Born into a prosperous Chicago family, as a boy E. Burton Holmes gave magic shows to family and friends. As a young man, he toured the United States and overseas, making lantern slides from his photographs of the trips. Slides of an 1890 visit to Europe were shown at the Chicago Camera Club, of which he was secretary. After this success he gave a public performance, Through Europe with a Kodak, to aid club funds. The lectern lamp failing midway, his ad-lib performance proved more effective and he later worked without a script. Sophisticated and elegantly tailored, his stage appearance was striking and his delivery 'crisp'. Returning from a trip to Japan in 1893, he decided to become a professional lecturer, with Oscar B. Depue as lantern operator, but found that his local success with the Japan lecture - and a later lecture based on an 1895 cycle tour of England, France, Italy and Switzerland - was not repeated elsewhere, and he continued lecturing with only patchy success. In the summer of 1897, Depue bought a Gaumont camera in Paris and began making moving pictures, first shown as a tail-piece to Holmes's slide lectures, with the camera modified as a projector. From 1899-1900, interespersed at relevant moments throughout the shows, the films - including the Grand Canyon and the Hopi Indians' snake dance, shot on a home-made successor to the Gaumont camera - became increasingly important.
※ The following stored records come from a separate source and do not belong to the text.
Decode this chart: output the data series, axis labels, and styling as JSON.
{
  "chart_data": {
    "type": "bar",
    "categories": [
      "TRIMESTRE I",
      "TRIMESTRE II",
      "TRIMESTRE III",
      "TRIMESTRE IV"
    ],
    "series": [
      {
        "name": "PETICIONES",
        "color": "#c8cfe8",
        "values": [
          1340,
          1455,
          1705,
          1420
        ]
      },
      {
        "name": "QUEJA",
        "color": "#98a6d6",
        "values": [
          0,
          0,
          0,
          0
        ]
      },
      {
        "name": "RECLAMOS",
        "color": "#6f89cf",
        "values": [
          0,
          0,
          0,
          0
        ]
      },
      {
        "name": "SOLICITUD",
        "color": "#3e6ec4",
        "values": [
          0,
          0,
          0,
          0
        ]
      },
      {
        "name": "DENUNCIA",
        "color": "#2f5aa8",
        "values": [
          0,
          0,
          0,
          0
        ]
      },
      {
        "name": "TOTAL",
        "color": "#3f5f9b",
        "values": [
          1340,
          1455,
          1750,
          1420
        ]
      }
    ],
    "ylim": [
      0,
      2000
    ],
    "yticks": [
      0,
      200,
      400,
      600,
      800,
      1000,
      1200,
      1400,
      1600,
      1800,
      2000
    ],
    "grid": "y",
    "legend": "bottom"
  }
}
Depue constructed a new 60 mm projector and another camera in 1899, the latter used on a 1901 world tour taking in Siberia, China and Japan, but in 1902 abandoned the bulky 60 mm format for a more convenient 35 mm Warwick Bioscope camera from Charles Urban. Holmes and Depue made many expeditions in the succeeding years; to Norway, Alaska, Egypt, Greece and elsewhere. In 1904 Holmes coined the term 'travelogue', and a contract with Paramount (1908-1922) resulted in several years of weekly travelogue releases in Paramount Theatres. Burton Holmes continued to lecture until shortly before his death in 1958.